Byron Council Votes Rocks for Belongil
DESPITE a singing protest in the Council Chambers and vociferous opposition during a marathon public access session, Byron Shire Council voted on Wednesday to send the controversial Coastal Zone Management Plan (CZMP) – Byron Bay Embayment through to the State Minister for certification and final approval.
Members of the Community Alliance for Byron Shire (CABS) packed out the chamber and serenaded the councillors with their song ‘Wise Men Don’t Build Houses on Sand’ after the vote was taken with Councillors Cubis, Ibrahim, Woods, Hunter and Wanchap voting in favour of the plan.
As the impromptu performance started Mayor Simon Richardson called a recess for the meeting
The new plan focuses around a $23m. rock sea wall and walkway that would stretch 1.1 kilometres from Kendall St to the end of the Belongil sand spit.
Mayor Simon Richardson said he was disappointed to see the plan adopted hopes the minister would share it with the Coastal Panel, “ who are the acknowledged experts in Coastal management.”
“Ultimately it is up to the minister to ratify it or send it back to us for more work,” he said.
“When you have a report that the overwhelming majority of state agencies has said not only is flawed but contravenes what a coastal zone management plan should be, as outlined in the Coastal Protection Act, and attracts widespread community opposition, it is just staggering to think we are going to submit it.”
“For me, the process has been abysmal, the lack of acceptance of scientific and technical expertise is really problematic and the fact that the community feels they have been written out of the equation really shames us (council) as an organisation that is meant to reflect the community’s values.
One of the CZMP’s key backers, Councillor Sol Ibrahim, said he was saddened that the issue had been so divisive for the community.
Arguments that rock walls on Belongil Beach have led to a loss of beach held no sway for councillors in favour of the plan.
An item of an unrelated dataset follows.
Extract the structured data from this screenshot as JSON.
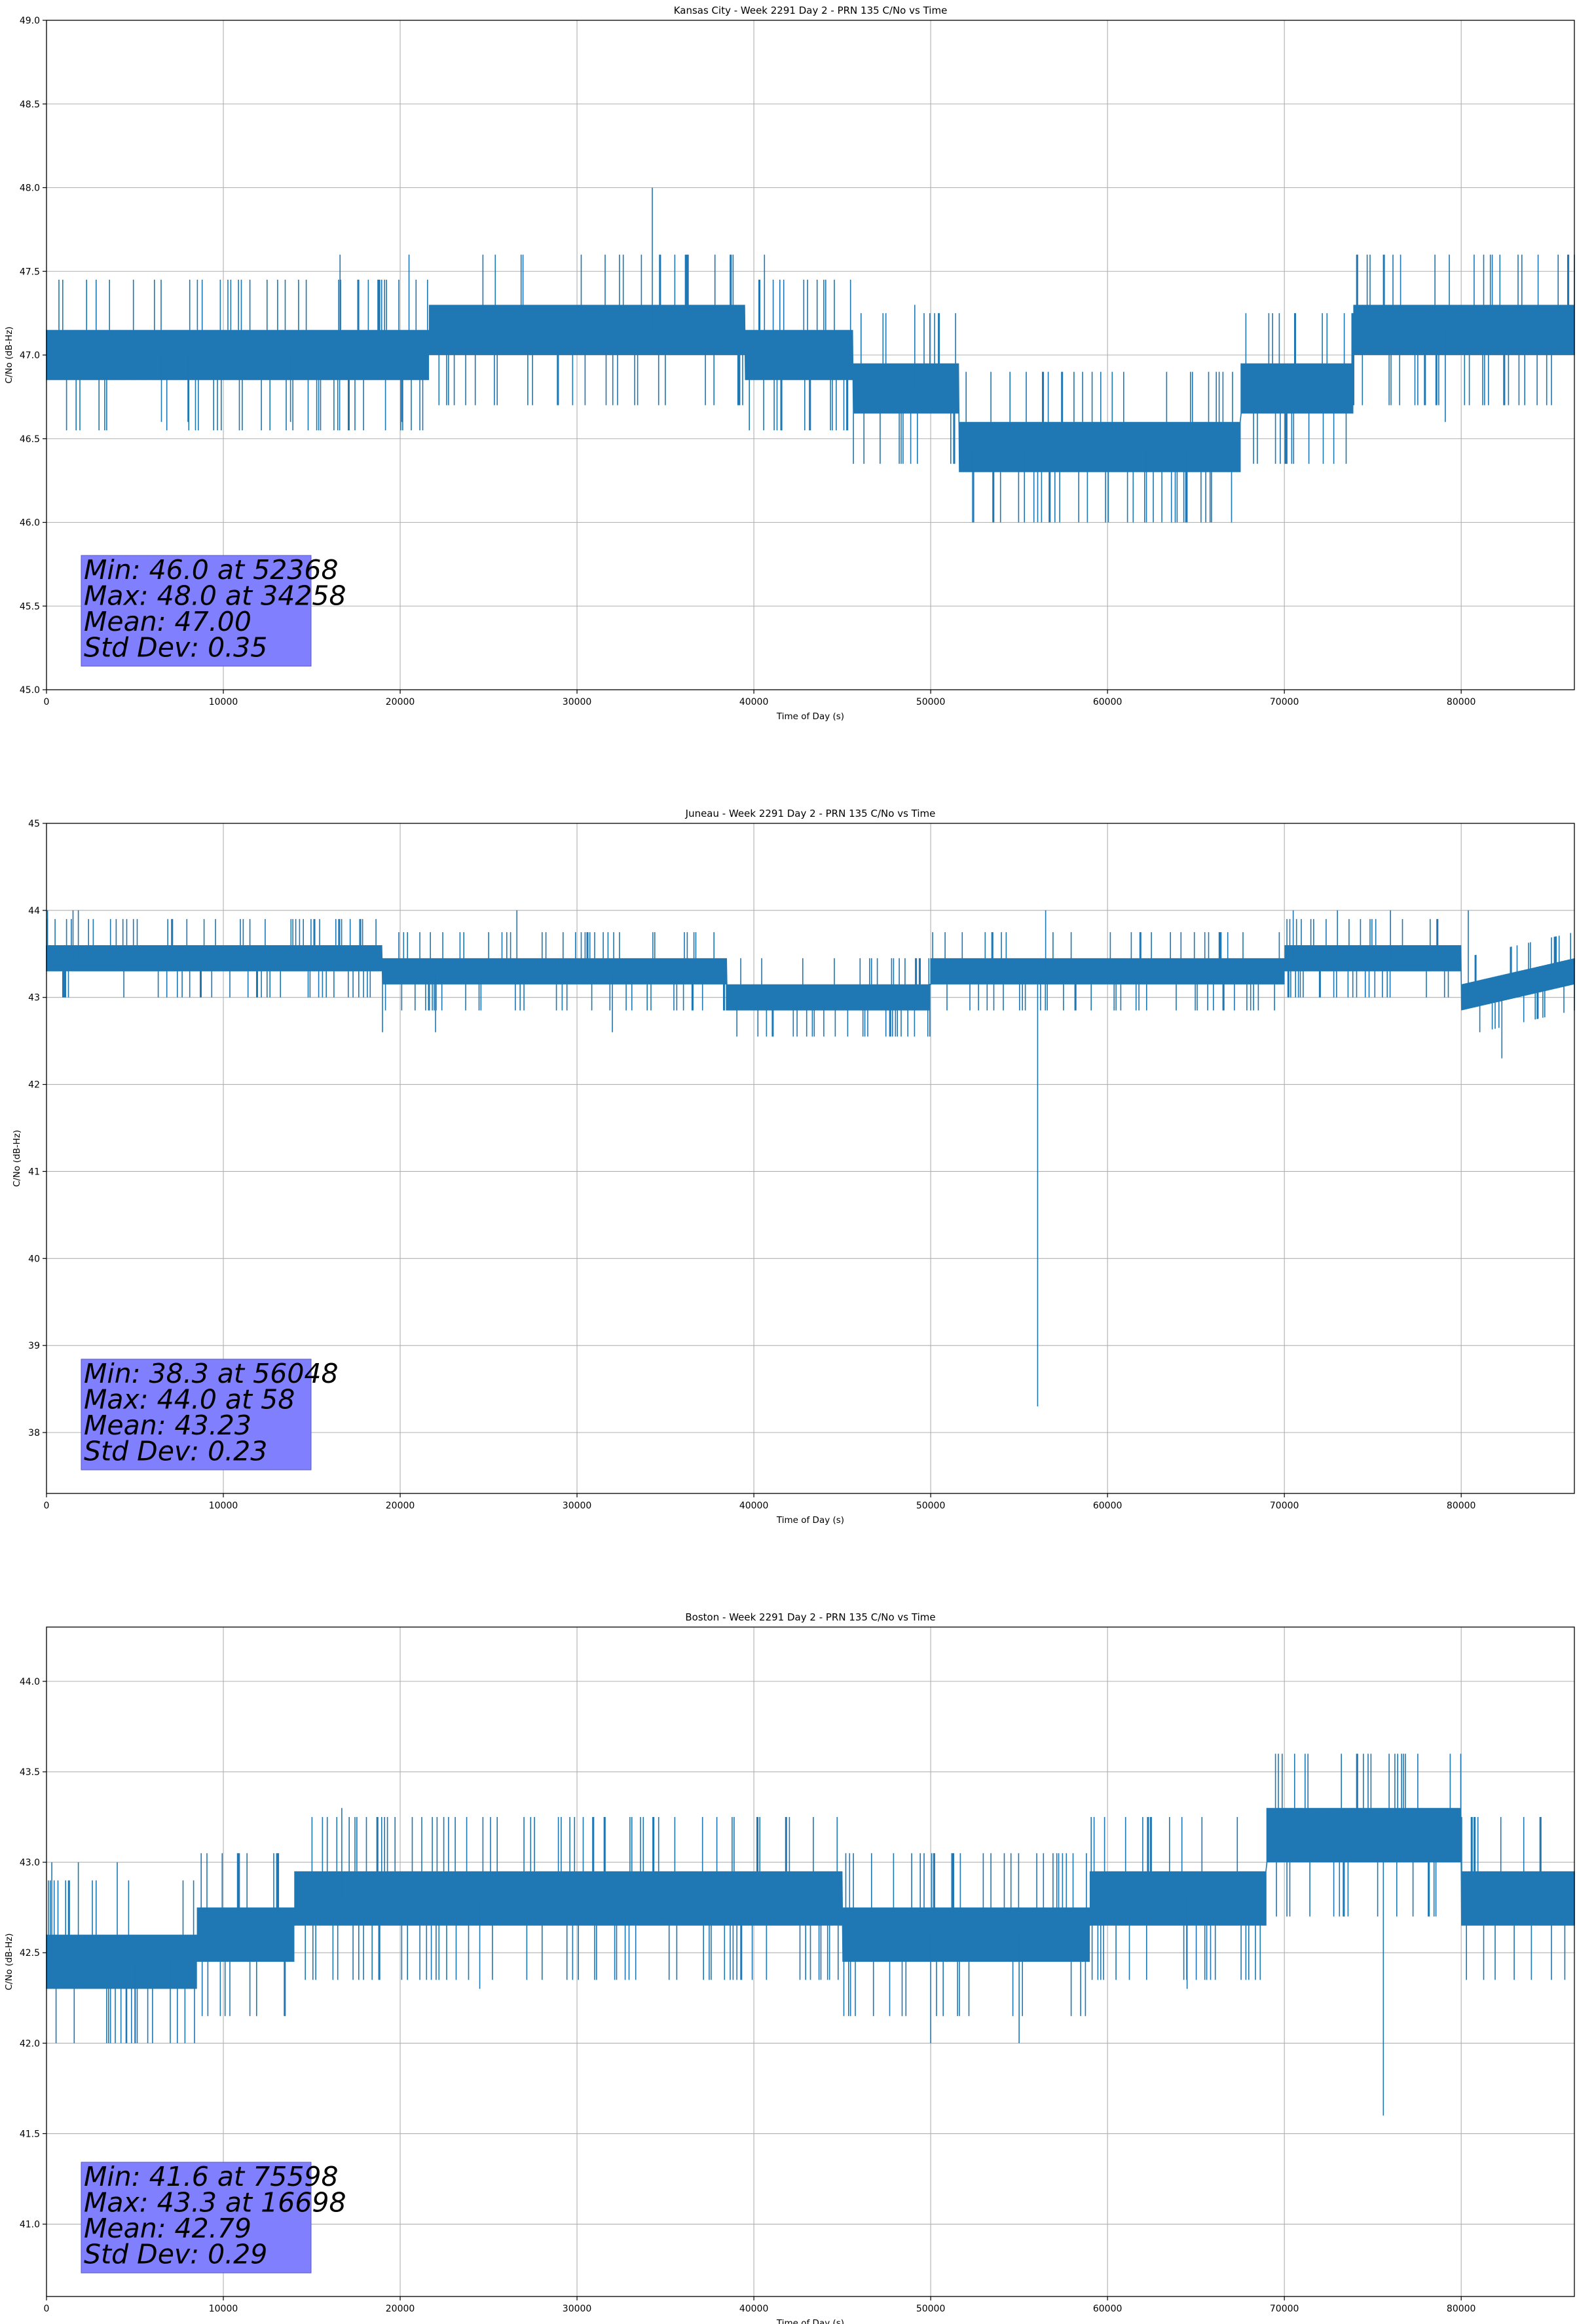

“If there were no rock walls there already (on Belongil), I don’t think I would be advocating for a rock wall now, I would be advocating for a buyout of properties and moving towards planned retreat,” he said.
“But I am dealing with practical realities here.
“There has been a wall there for the last 20 years and what is proposed is far better than what is there now.”
“I can’t emphasise enough that if you are going to talk about rock walls, you can’t ignore the negative impact that the wall at Jonson Street has had on Belongil (so we have to protect Belongil).”
Cr Ibrahim also said the profile of the old walls were too steep and had exacerbated sand movement and the new sea wall with walkway would be more like the shape of the newly completed section of wall at Manfred Street and would enable the sand to return over time.
During recent public exhibition, the plan attracted 689 submissions with some in the chamber including President of the Byron Residents Group Cate Coorey raising concerns that many of the submissions are from people who do not live in the Shire
“We also know that Belongil landowners contacted people who patronise their holiday lets and told them to send in a submission,” she said. “This is utterly unacceptable. We deserve to know where the submissions are coming from.
Donald Maughan, President of the Suffolk Park Progress Association (also part of CABS) has previously said the CZMP was fatally flawed and a “non-plan” because, “there is no sand nourishment plan, no ecological study of flooding as far as I can see and no real analysis of where the money will come from”.
Deputy Mayor Councillor Paul Spooner reiterated his concerns the plan centred around a 1.1km rock sea wall with walkway will inevitably make it necessary to construct a number of groynes and undertake small-scale beach nourishment.
“If all three 3 stages (rock walls, groynes and beach nourishment) of the Adaptive Management option outlined in the WRL Coastal Hazard Management Study (page 98) have to be implemented due to the loss of the beach at Belongil, it will cost $36,115,520.”
He is also concerned that this could impact the overall council budget
“Council would need to cut $10 million in existing programs and services over the next 10 years to pay for this CZMP,” he said.